Hace algunos años, ya en León, estando
yo en terapia con un siquiatra ya fallecido, salió a colación, sin buscarlo,
este acontecimiento, y le preguntaba yo al doctor que si alguna marca quedaría
de todo eso hasta nuestros días. “¡En el hipotálamo! –respondió el galeno-, en
el hipotálamo y para toda la vida queda grabada una cosa así”. Desde entonces, entre
la familia, tomamos a chunga tal expresión, y cuando alguien hace algo digno de
rencor en contra de otro, le advierte éste: ¡En el hipotálamo!, lo llevaré por
siempre grabado en el hipotálamo.
La buena noticia es que todo esto me
permitió jamás levantar ni siquiera un dedo en contra de mis hijos, nunca los
toqué, por más encabritado que haya estado yo, y muy a pesar de lo que nos
dijeran alguna vez en la escuela primaria de la Ciudad de México a la que
asistían nuestros niños, que una nalgada dada sin enojo y en el momento
oportuno ayuda más que permanecer pasivo. ¿Y hasta qué edad es recomendable
hacer eso?, pregunté nada más por molestar. Mientras no se la regresen, me
respondieron festivamente.
Cuarenta y tantos años después del
episodio de mi infancia que acabo de relatar, con mi padre ya postrado en cama,
cuadripléjico, y con el afán de mantenerlo lúcido y recuperar tantas
conversaciones que no tuvimos durante nuestra vida, le pregunté con curiosidad si
recordaba aquella triste ocasión. De inmediato respondió que sí, que no había sido
tan grave, que tan sólo nos había dado unas nalgadas, pero se acordaba tan
vívidamente como yo. ¿Nalgadas?, le respondí bromeando, pero si nos tenías ya
en el piso y nos seguías pateando.

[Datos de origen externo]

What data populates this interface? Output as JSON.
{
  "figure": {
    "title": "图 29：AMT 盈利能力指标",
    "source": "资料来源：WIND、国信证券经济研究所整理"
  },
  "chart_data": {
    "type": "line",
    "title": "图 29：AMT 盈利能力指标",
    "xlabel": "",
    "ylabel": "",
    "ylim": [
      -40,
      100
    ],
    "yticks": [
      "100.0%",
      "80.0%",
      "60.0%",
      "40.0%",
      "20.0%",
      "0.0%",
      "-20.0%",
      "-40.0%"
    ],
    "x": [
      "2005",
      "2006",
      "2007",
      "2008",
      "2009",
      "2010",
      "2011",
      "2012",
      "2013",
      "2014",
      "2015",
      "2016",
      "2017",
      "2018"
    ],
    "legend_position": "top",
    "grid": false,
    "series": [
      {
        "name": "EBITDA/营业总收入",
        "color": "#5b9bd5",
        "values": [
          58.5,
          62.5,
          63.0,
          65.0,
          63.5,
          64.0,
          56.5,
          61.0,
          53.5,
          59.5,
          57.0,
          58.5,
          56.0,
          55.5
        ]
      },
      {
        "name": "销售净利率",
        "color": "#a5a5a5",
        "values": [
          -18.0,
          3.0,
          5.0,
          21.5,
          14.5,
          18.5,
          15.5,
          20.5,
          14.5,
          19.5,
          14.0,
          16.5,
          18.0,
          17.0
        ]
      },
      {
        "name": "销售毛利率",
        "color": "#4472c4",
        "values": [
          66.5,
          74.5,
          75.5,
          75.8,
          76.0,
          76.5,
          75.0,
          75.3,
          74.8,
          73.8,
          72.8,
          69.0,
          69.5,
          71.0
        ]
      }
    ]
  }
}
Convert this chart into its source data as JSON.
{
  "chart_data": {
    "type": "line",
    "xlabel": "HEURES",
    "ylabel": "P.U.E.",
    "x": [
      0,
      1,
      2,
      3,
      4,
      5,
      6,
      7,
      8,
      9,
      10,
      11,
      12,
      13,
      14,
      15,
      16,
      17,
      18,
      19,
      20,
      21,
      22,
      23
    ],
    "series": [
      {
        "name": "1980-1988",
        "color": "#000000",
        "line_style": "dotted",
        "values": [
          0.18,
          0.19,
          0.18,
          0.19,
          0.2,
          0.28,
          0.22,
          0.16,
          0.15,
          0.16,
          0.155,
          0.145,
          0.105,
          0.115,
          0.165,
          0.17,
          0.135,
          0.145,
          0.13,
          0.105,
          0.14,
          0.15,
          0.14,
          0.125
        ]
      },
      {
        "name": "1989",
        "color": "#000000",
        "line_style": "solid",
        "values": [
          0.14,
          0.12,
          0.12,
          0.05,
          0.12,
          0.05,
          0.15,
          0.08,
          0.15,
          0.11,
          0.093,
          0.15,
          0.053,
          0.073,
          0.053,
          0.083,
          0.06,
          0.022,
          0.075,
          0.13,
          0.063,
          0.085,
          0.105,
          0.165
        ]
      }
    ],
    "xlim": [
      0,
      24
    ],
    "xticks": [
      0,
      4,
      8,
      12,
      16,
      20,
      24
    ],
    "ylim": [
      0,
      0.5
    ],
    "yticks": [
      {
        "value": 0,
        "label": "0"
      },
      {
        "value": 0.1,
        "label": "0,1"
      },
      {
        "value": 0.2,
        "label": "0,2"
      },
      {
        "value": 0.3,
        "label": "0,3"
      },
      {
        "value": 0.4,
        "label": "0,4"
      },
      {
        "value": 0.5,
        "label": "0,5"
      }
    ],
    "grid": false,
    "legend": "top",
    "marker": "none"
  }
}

Mi padre no se pudo contener y derramó una
lágrima.
- ¡Eres un tonto! –me recriminó
Carolina, ahí presente-. ¿Por qué haces llorar a abuelito?
- No, vieja, tu papi tiene razón- le
dijo don Nico a Caro, y volviéndose a mí, con los ojos anegados, sólo balbuceó:-
¡Perdóname, m’hijo!
Cómo no te voy a perdonar si después
fuiste mi orgullo cuando fungiste como intérprete extraoficial entre Díaz Ordaz
y Lyndon B. Johnson en una reunión binacional México- Estados Unidos en 1968,
cómo no te voy a perdonar si después me llevaste a disfrutar el Partido del
Siglo entre Alemania e Italia en el estadio Azteca durante el Mundial del 70 en
compañía de Henry Kissinger, cómo no te voy a perdonar si conseguías que las
estrellas mundiales con las que solías codearte nos enviaran saludos a través
de la televisión y nos dedicaran autógrafos muy sentidos, cómo no te voy a
perdonar si anécdotas como el de la Princesa Caramelo hicieron las delicias de
propios y extraños cuando me he atrevido a publicarlas por este medio.